3333/0024- BALQÍS, LA REINA DE SABA.


Sí, de raza negra, pero de una belleza exhuberante. Así era Balqís, la reina de Saba. Los arqueólogos están excavando en el oasis de Marib, en busca de la antigua capital de este reino mitológico. Todo es poco para confirmar la existencia histórica de la seductora Balqís. De hecho, su reino empieza a emerger de la arena del desierto del actual Yemen. Territorio inhóspito, al sureste de la península arábiga, pero muy próximo a un auténtico vergel, gracias a un imponente pantano ya construído por la Reina de Saba tres mil años atrás. La vida no ha cambiado tanto en aquellas tierras, donde las mujeres todavía van cubiertas con el chador, un manto negro que las cubre de pies a cabeza. Pues bien, según cuentan los Libros Sagrados, la propia Biblia y decenas de papiros egipcios, en este país hubo una reina llamada Balqís que protagonizó historias fascinantes... 


Según el
"Libro de la esposa", que reune la tradición oral y escrita de aquellos tiempos
Salomón envió a la reina Balqís una invitación para que visitara Jerusalén. La reina de Saba aceptó y mandó a sus embajadores con numerosos regalos, incluídos 120 talentos de oro, especias y piedras preciosas. A raiz de esa visita nació Menelik I, hijo de ambos y primer rey de Etiopía. Hoy, después de más de 3.000 años de esos acontecimientos, los arqueólogos se han propuesto encontrar en aquella ciudad del siglo X a.C., desaparecida bajo la arena, restos que atestigüen la autenticidad de aquel reino tan especial. Allí, cerca del pueblo medieval de Marib y de la nueva ciudad que hoy cuenta con 300.000 habitantes están a la vista los monolitos del Templo de la Luna a la que adoraban los sabeos, como afirma la Biblia. En 1.888 el arqueólogo austriaco Eduard Gloser ya describió estos hallazgos en la considerada la capital del reino de Saba.

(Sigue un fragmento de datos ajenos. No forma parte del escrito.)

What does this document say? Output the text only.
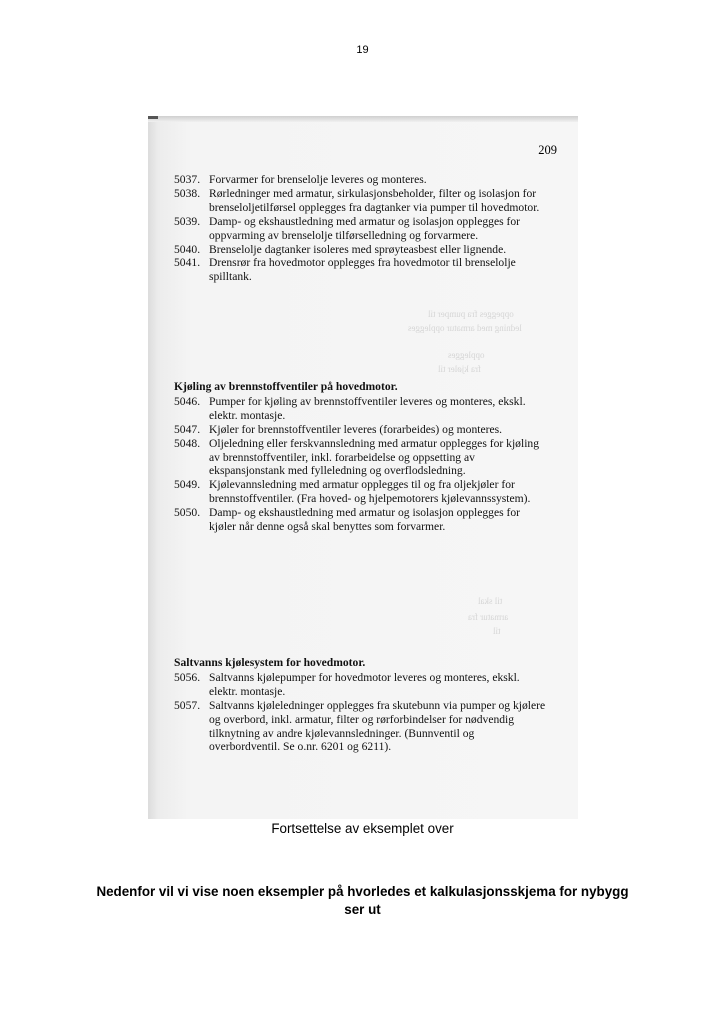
19
oppegges fra pumper til
ledning med armatur opplegges
opplegges
fra kjøler til
til skal
armatur fra
til
209
5037. Forvarmer for brenselolje leveres og monteres.
5038. Rørledninger med armatur, sirkulasjonsbeholder, filter og isolasjon for brenseloljetilførsel opplegges fra dagtanker via pumper til hovedmotor.
5039. Damp- og ekshaustledning med armatur og isolasjon opplegges for oppvarming av brenselolje tilførselledning og forvarmere.
5040. Brenselolje dagtanker isoleres med sprøyteasbest eller lignende.
5041. Drensrør fra hovedmotor opplegges fra hovedmotor til brenselolje spilltank.
Kjøling av brennstoffventiler på hovedmotor.
5046. Pumper for kjøling av brennstoffventiler leveres og monteres, ekskl. elektr. montasje.
5047. Kjøler for brennstoffventiler leveres (forarbeides) og monteres.
5048. Oljeledning eller ferskvannsledning med armatur opplegges for kjøling av brennstoffventiler, inkl. forarbeidelse og oppsetting av ekspansjonstank med fylleledning og overflodsledning.
5049. Kjølevannsledning med armatur opplegges til og fra oljekjøler for brennstoffventiler. (Fra hoved- og hjelpemotorers kjølevannssystem).
5050. Damp- og ekshaustledning med armatur og isolasjon opplegges for kjøler når denne også skal benyttes som forvarmer.
Saltvanns kjølesystem for hovedmotor.
5056. Saltvanns kjølepumper for hovedmotor leveres og monteres, ekskl. elektr. montasje.
5057. Saltvanns kjøleledninger opplegges fra skutebunn via pumper og kjølere og overbord, inkl. armatur, filter og rørforbindelser for nødvendig tilknytning av andre kjølevannsledninger. (Bunnventil og overbordventil. Se o.nr. 6201 og 6211).
Fortsettelse av eksemplet over
Nedenfor vil vi vise noen eksempler på hvorledes et kalkulasjonsskjema for nybygg ser ut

Otras excavaciones se llevaron a cabo en 1.952 pero sin resultados determinantes. Después todo quedó dormido hasta que cien años después de su primer hallazgo, en 1.988 se volvieron a excavar las ruínas de lo que pudo ser la capital del Reino de Saba. Solo el Templo de la Luna ocupaba 5000 m2. por lo que encontrar toda la ciudad puede llevar muchas décadas. Desde luego el proyecto es fascinante, pero son millones los metros cúbicos de arena que hay que levantar. No obstante, los muchos hallazgos que se encontrarán cada día, alimentarán el interés de los arqueólogos, en busca de los restos que tan rico reino contenía. Su antigua y primera capital fue Sirwah y posteriormente Malib, ambas poblaciones venidas a menos, pero todavía existentes en el Yemen. ya que siempre han sido lugar estratégico por estar en la ruta caravanera que desde Qana parte hacia el norte a traves del valle de Hadramaut.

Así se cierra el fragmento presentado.